PT. Il ne s’agira probablement pas d’un travail de transition au sens où l’entend le mouvement Transition. On ne peut pas faire ce travail seul. On a besoin des autres. Nous sommes des individus et notre besoin le plus fondamental est la communauté. La transition est une question de communauté. Nous devons nous soutenir les uns les autres. Le travail de transition est un travail de groupe.
PI. Quels sont les principaux problèmes personnels à résoudre pour pouvoir agir pour la transition ?
PT. Un des aspects est de comprendre que cela exige notre pleine présence. Ce n’est pas quelque chose que nous pouvons faire avec notre seul esprit rationnel et cognitif. Nous avons besoin de notre corps, de nos sens, de nos émotions − la transition fonctionne avec les émotions. Nous travaillons avec le cœur dans ce mouvement. Ce mot « émotion » est intéressant, car l’émotion est ce qui nous met en mouvement et nous devons être en mouvement pour participer activement à l’aide, à l’« accouchement », au travail créatif. Nous devons affronter les émotions désagréables, comme la rage, la peur, le désespoir et la tristesse. Et cela fait partie de la Transition. Nous devons nous aider mutuellement, pour comprendre que nous éprouvons ces sentiments.

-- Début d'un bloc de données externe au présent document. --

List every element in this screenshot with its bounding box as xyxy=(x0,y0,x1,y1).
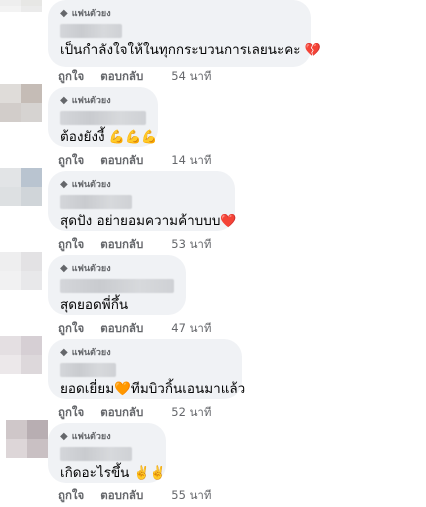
diamond-icon: ◆ xyxy=(60,262,68,274)
like-button[interactable]: ถูกใจ xyxy=(58,152,84,170)
comment-bubble: ◆ แฟนตัวยง ต้องยังงี้ 💪💪💪 xyxy=(48,87,158,147)
reply-button[interactable]: ตอบกลับ xyxy=(100,68,143,86)
timestamp[interactable]: 47 นาที xyxy=(171,320,211,338)
like-button[interactable]: ถูกใจ xyxy=(58,404,84,422)
avatar[interactable] xyxy=(0,336,42,374)
blurred-author-name[interactable] xyxy=(60,195,132,209)
comment-bubble: ◆ แฟนตัวยง สุดยอดพี่กึ้น xyxy=(48,255,186,315)
top-fan-badge: ◆ แฟนตัวยง xyxy=(60,429,154,443)
comment-actions: ถูกใจ ตอบกลับ 55 นาที xyxy=(58,487,211,505)
avatar[interactable] xyxy=(0,84,42,122)
comment-actions: ถูกใจ ตอบกลับ 53 นาที xyxy=(58,236,211,254)
badge-label: แฟนตัวยง xyxy=(71,96,111,106)
comment-emoji: ❤️ xyxy=(220,214,237,229)
comment-emoji: ✌️✌️ xyxy=(133,466,167,481)
badge-label: แฟนตัวยง xyxy=(71,348,111,358)
comment-body: เกิดอะไรขึ้น xyxy=(60,465,130,481)
diamond-icon: ◆ xyxy=(60,346,68,358)
blurred-author-name[interactable] xyxy=(60,447,132,461)
avatar[interactable] xyxy=(0,0,42,12)
blurred-author-name[interactable] xyxy=(60,363,116,377)
diamond-icon: ◆ xyxy=(60,430,68,442)
comment-text: เกิดอะไรขึ้น ✌️✌️ xyxy=(60,464,166,483)
reply-button[interactable]: ตอบกลับ xyxy=(100,152,143,170)
avatar[interactable] xyxy=(0,168,42,206)
comment-bubble: ◆ แฟนตัวยง เป็นกำลังใจให้ในทุกกระบวนการเ… xyxy=(48,0,321,67)
blurred-author-name[interactable] xyxy=(60,24,122,38)
like-button[interactable]: ถูกใจ xyxy=(58,236,84,254)
comment-body: ยอดเยี่ยม🧡ทีมบิวกิ้นเอนมาแล้ว xyxy=(60,381,246,397)
comment-body: สุดยอดพี่กึ้น xyxy=(60,297,129,313)
comment-text: สุดปัง อย่ายอมความค้าบบบ❤️ xyxy=(60,212,237,231)
avatar[interactable] xyxy=(6,420,48,458)
timestamp[interactable]: 54 นาที xyxy=(171,68,211,86)
reply-button[interactable]: ตอบกลับ xyxy=(100,404,143,422)
diamond-icon: ◆ xyxy=(60,178,68,190)
top-fan-badge: ◆ แฟนตัวยง xyxy=(60,6,299,20)
blurred-author-name[interactable] xyxy=(60,111,146,125)
top-fan-badge: ◆ แฟนตัวยง xyxy=(60,93,146,107)
comment-body: สุดปัง อย่ายอมความค้าบบบ xyxy=(60,213,221,229)
timestamp[interactable]: 52 นาที xyxy=(171,404,211,422)
badge-label: แฟนตัวยง xyxy=(71,432,111,442)
comment-text: สุดยอดพี่กึ้น xyxy=(60,296,174,314)
comment-emoji: 💪💪💪 xyxy=(108,130,158,145)
badge-label: แฟนตัวยง xyxy=(71,9,111,19)
avatar[interactable] xyxy=(0,252,42,290)
comment-body: เป็นกำลังใจให้ในทุกกระบวนการเลยนะคะ xyxy=(60,42,301,58)
badge-label: แฟนตัวยง xyxy=(71,264,111,274)
reply-button[interactable]: ตอบกลับ xyxy=(100,320,143,338)
comment-text: เป็นกำลังใจให้ในทุกกระบวนการเลยนะคะ 💔 xyxy=(60,41,321,60)
comment-bubble: ◆ แฟนตัวยง เกิดอะไรขึ้น ✌️✌️ xyxy=(48,423,166,483)
comment-bubble: ◆ แฟนตัวยง ยอดเยี่ยม🧡ทีมบิวกิ้นเอนมาแล้ว xyxy=(48,339,245,399)
comment-bubble: ◆ แฟนตัวยง สุดปัง อย่ายอมความค้าบบบ❤️ xyxy=(48,171,237,231)
comment-text: ยอดเยี่ยม🧡ทีมบิวกิ้นเอนมาแล้ว xyxy=(60,380,245,398)
timestamp[interactable]: 14 นาที xyxy=(171,152,211,170)
diamond-icon: ◆ xyxy=(60,7,68,19)
diamond-icon: ◆ xyxy=(60,94,68,106)
comment-emoji: 💔 xyxy=(304,43,322,58)
timestamp[interactable]: 55 นาที xyxy=(171,487,211,505)
comment-actions: ถูกใจ ตอบกลับ 54 นาที xyxy=(58,68,211,86)
comment-actions: ถูกใจ ตอบกลับ 47 นาที xyxy=(58,320,211,338)
top-fan-badge: ◆ แฟนตัวยง xyxy=(60,345,230,359)
top-fan-badge: ◆ แฟนตัวยง xyxy=(60,177,223,191)
like-button[interactable]: ถูกใจ xyxy=(58,68,84,86)
like-button[interactable]: ถูกใจ xyxy=(58,320,84,338)
comment-text: ต้องยังงี้ 💪💪💪 xyxy=(60,128,157,147)
like-button[interactable]: ถูกใจ xyxy=(58,487,84,505)
comment-actions: ถูกใจ ตอบกลับ 14 นาที xyxy=(58,152,211,170)
blurred-author-name[interactable] xyxy=(60,279,174,293)
reply-button[interactable]: ตอบกลับ xyxy=(100,487,143,505)
comment-body: ต้องยังงี้ xyxy=(60,129,105,145)
badge-label: แฟนตัวยง xyxy=(71,180,111,190)
comment-actions: ถูกใจ ตอบกลับ 52 นาที xyxy=(58,404,211,422)
timestamp[interactable]: 53 นาที xyxy=(171,236,211,254)
reply-button[interactable]: ตอบกลับ xyxy=(100,236,143,254)
top-fan-badge: ◆ แฟนตัวยง xyxy=(60,261,174,275)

Ils peuvent nous aider à comprendre qui nous sommes et où nous voulons aller. Ils sont beaux, ils viennent de quelque part. Nous ne ressentons pas de tristesse pour quelque chose que nous n’aimons pas et nous ne ressentons pas de peur si nous n’avons pas aussi en nous le courage de faire face à cette peur. Ainsi, nous pouvons nous épanouir. C’est ce que Transition a fait pour moi, elle a enrichi ce que je suis en tant que personne. C’est donc vraiment un cadeau.
PI. La transition signifie-t-elle retourner vivre au XVIIIe siècle ?

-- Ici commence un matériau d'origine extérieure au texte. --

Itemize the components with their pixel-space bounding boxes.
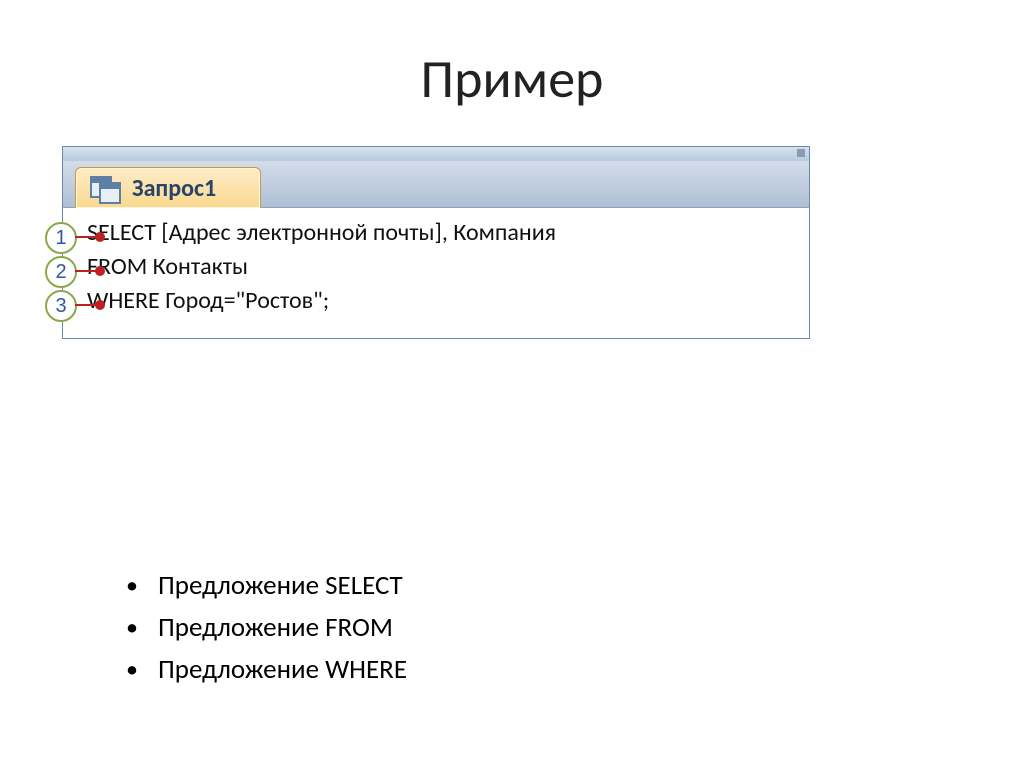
sql-line-2: FROM Контакты (87, 250, 809, 284)
slide-title: Пример (0, 46, 1024, 112)
bullet-list: Предложение SELECT Предложение FROM Пред… (76, 565, 407, 691)
list-item: Предложение FROM (116, 607, 407, 649)
sql-line-1: SELECT [Адрес электронной почты], Компан… (87, 216, 809, 250)
window-titlebar (62, 146, 810, 161)
sql-line-3: WHERE Город="Ростов"; (87, 284, 809, 318)
tab-strip: Запрос1 (62, 161, 810, 207)
query-tab: Запрос1 (75, 167, 261, 208)
callout-3: 3 (45, 290, 77, 322)
close-icon (797, 149, 805, 157)
slide: Пример Запрос1 SELECT [Адрес электронной… (0, 0, 1024, 768)
callout-markers: 1 2 3 (45, 222, 77, 324)
callout-2: 2 (45, 256, 77, 288)
sql-body: SELECT [Адрес электронной почты], Компан… (62, 207, 810, 339)
tab-label: Запрос1 (132, 174, 216, 203)
list-item: Предложение WHERE (116, 649, 407, 691)
query-icon (90, 175, 120, 201)
sql-editor-screenshot: Запрос1 SELECT [Адрес электронной почты]… (62, 146, 810, 339)
callout-1: 1 (45, 222, 77, 254)
list-item: Предложение SELECT (116, 565, 407, 607)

PT. Dans un sens, oui, au XVIIIe siècle, nous n’étions pas dépendants des combustibles fossiles. Le mouvement Transition propose le principe de requalification : redécouvrir comment les choses se faisaient avant que nous soyons dépendants des combustibles fossiles. Comment travaillions-nous la terre, conservions-nous les aliments, construisions-nous nos maisons, etc. Mais aussi, le XXe siècle a été un grand défi où nous avons beaucoup appris ; il n’y a pas de retour en arrière. Au XVIIIe siècle, il y avait un milliard de personnes sur cette planète et nous serons bientôt 8 milliards. Il n’est pas possible de revenir en arrière. Mais ce que nous faisons, c’est intégrer toutes les leçons que nous avons apprises collectivement.
PI. Quelles sont les choses les plus importantes à prendre en considération pour le changement, concernant nos systèmes économiques, environnementaux, sociaux et politiques, au niveau mondial ?
PT. La première chose importante est que nos systèmes économiques, sociaux et politiques au niveau mondial sont en train de mourir. Ils s’effondrent. Personne ne peut les préserver. Leur temps est venu. Le changement est donc inévitable. Nous ne pouvons pas choisir si nous allons changer ou non, la seule chose que nous pouvons choisir est la manière dont nous allons changer et c’est un choix important.
Quelle est l’orientation à donner au changement ? Qui choisissons-nous d’être en cette période de changement ? Quelles sont les valeurs sur lesquelles nous souhaitons nous fonder ? C’est là que la régénération entre en jeu. Nous sommes dans une période de changement existentiel où nous réévaluons qui nous sommes en tant que citoyens de la Terre. Nous devons nous considérer comme des acteurs de cette planète vivante. Si nous nous considérons comme séparés des systèmes vivants, alors que nous constatons l’ampleur de la destruction actuelle, nous aurons tendance à nous considérer comme nuisibles. Nous devrions dire que nous nous sommes trompés et que nous sommes perdus en tant que culture, mais que nous pouvons changer. C’est possible, nous pouvons le faire.